6 News broke down the ad, claim by claim, and put it to a truth test.
The first portion asks, "Why support the $35 million Knox County School budget increase? Because compared to surrounding school districts funding for students in Knox County ranks at the bottom."
We find this claim to be true.
According to data from Knox County Schools, Oak Ridge spends $11,457 per student, Maryville spends $8,835, Sevier County spends $8,432 and with the lowest per student, Knox County spends $7,991.
6 News also checked with the state Department of Education on Blount, Loudon and Anderson County, and Knox County still spends the least per student.
The next portion of the ad says, "Children are falling behind, creating an even greater future tax burden for all of us." The chart says one in five students are not college ready.

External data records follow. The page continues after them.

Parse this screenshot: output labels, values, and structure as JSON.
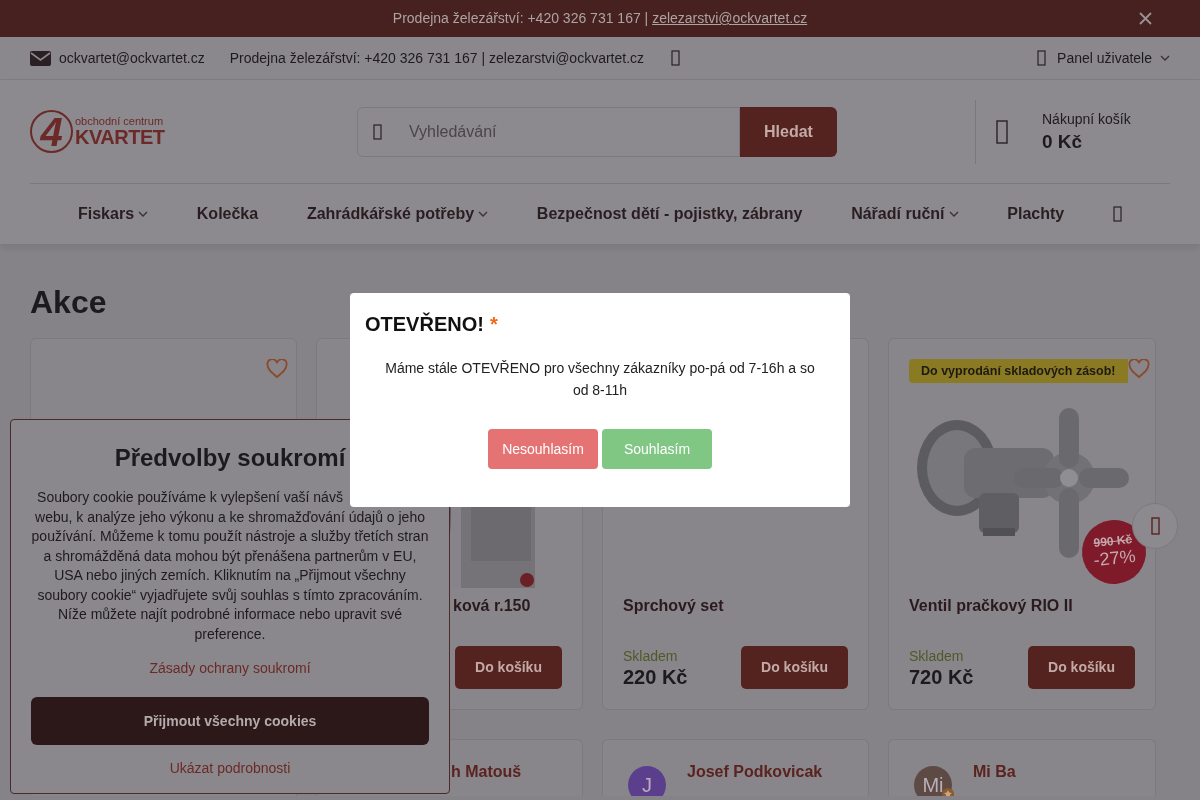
{
  "promo_bar": {
    "text": "Prodejna železářství: +420 326 731 167 |",
    "email": "zelezarstvi@ockvartet.cz"
  },
  "top_bar": {
    "email": "ockvartet@ockvartet.cz",
    "info": "Prodejna železářství: +420 326 731 167 | zelezarstvi@ockvartet.cz",
    "user_panel": "Panel uživatele"
  },
  "header": {
    "logo": {
      "mark": "4",
      "line1": "obchodní centrum",
      "line2": "KVARTET"
    },
    "search": {
      "placeholder": "Vyhledávání",
      "button": "Hledat"
    },
    "cart": {
      "label": "Nákupní košík",
      "total": "0 Kč"
    }
  },
  "nav": [
    {
      "label": "Fiskars",
      "dropdown": true
    },
    {
      "label": "Kolečka",
      "dropdown": false
    },
    {
      "label": "Zahrádkářské potřeby",
      "dropdown": true
    },
    {
      "label": "Bezpečnost dětí - pojistky, zábrany",
      "dropdown": false
    },
    {
      "label": "Nářadí ruční",
      "dropdown": true
    },
    {
      "label": "Plachty",
      "dropdown": false
    }
  ],
  "page_title": "Akce",
  "products": [
    {
      "kind": "hidden",
      "heart": true
    },
    {
      "kind": "clipped",
      "heart": false,
      "title": "ková r.150",
      "button": "Do košíku"
    },
    {
      "kind": "full",
      "heart": false,
      "title": "Sprchový set",
      "stock": "Skladem",
      "price": "220 Kč",
      "button": "Do košíku"
    },
    {
      "kind": "full",
      "heart": true,
      "badge": "Do vyprodání skladových zásob!",
      "old_price": "990 Kč",
      "discount": "-27%",
      "title": "Ventil pračkový RIO II",
      "stock": "Skladem",
      "price": "720 Kč",
      "button": "Do košíku"
    }
  ],
  "reviews": [
    {
      "kind": "hidden"
    },
    {
      "kind": "clipped",
      "name": "h Matouš"
    },
    {
      "kind": "full",
      "initials": "J",
      "color": "#5b3f8c",
      "name": "Josef Podkovicak",
      "star": false
    },
    {
      "kind": "full",
      "initials": "Mi",
      "color": "#5e4a45",
      "name": "Mi Ba",
      "star": true
    }
  ],
  "modal": {
    "title": "OTEVŘENO!",
    "mark": "*",
    "text": "Máme stále OTEVŘENO pro všechny zákazníky po-pá od 7-16h a so od 8-11h",
    "buttons": [
      {
        "label": "Nesouhlasím",
        "kind": "decline"
      },
      {
        "label": "Souhlasím",
        "kind": "accept"
      }
    ]
  },
  "cookie_panel": {
    "title": "Předvolby soukromí",
    "text": "Soubory cookie používáme k vylepšení vaší návš\nwebu, k analýze jeho výkonu a ke shromažďování údajů o jeho používání. Můžeme k tomu použít nástroje a služby třetích stran a shromážděná data mohou být přenášena partnerům v EU, USA nebo jiných zemích. Kliknutím na „Přijmout všechny soubory cookie“ vyjadřujete svůj souhlas s tímto zpracováním. Níže můžete najít podrobné informace nebo upravit své preference.",
    "policy_link": "Zásady ochrany soukromí",
    "accept_button": "Přijmout všechny cookies",
    "details_link": "Ukázat podrobnosti"
  }
}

We find the chart portion of this claim to be true.
Knox County Schools about says 19 percent of students in 2011 scored a 21 average on their ACT. That is the benchmark score given by ACT to determine college readiness.
According to the University of Tennessee's Pre-College Program, they consider benchmark ACT scores as an accurate definition of college readiness.
The next segment depicts the amount $10.65 per month and calls it a "low cost, high return investment."
We find this to be true, but the number changes based on individual property values.
According to the Knox County Property Assessor's Office, the $10.65 per month price tag is on top of what a person pays per month in property taxes for a median-valued home. A median-valued home is $146,500.
That number is based on the original 35-cent proposed tax increase. The most recent proposal of a 31-cent tax increase would bring that number down to $9.40 per month.
And the last portion of the ad claims the budget "provides transparency, accountability and programs proven to boost student performance."
We say this claim is up for debate.
Both those in favor and against the school board's budget proposal have argued over its accountability.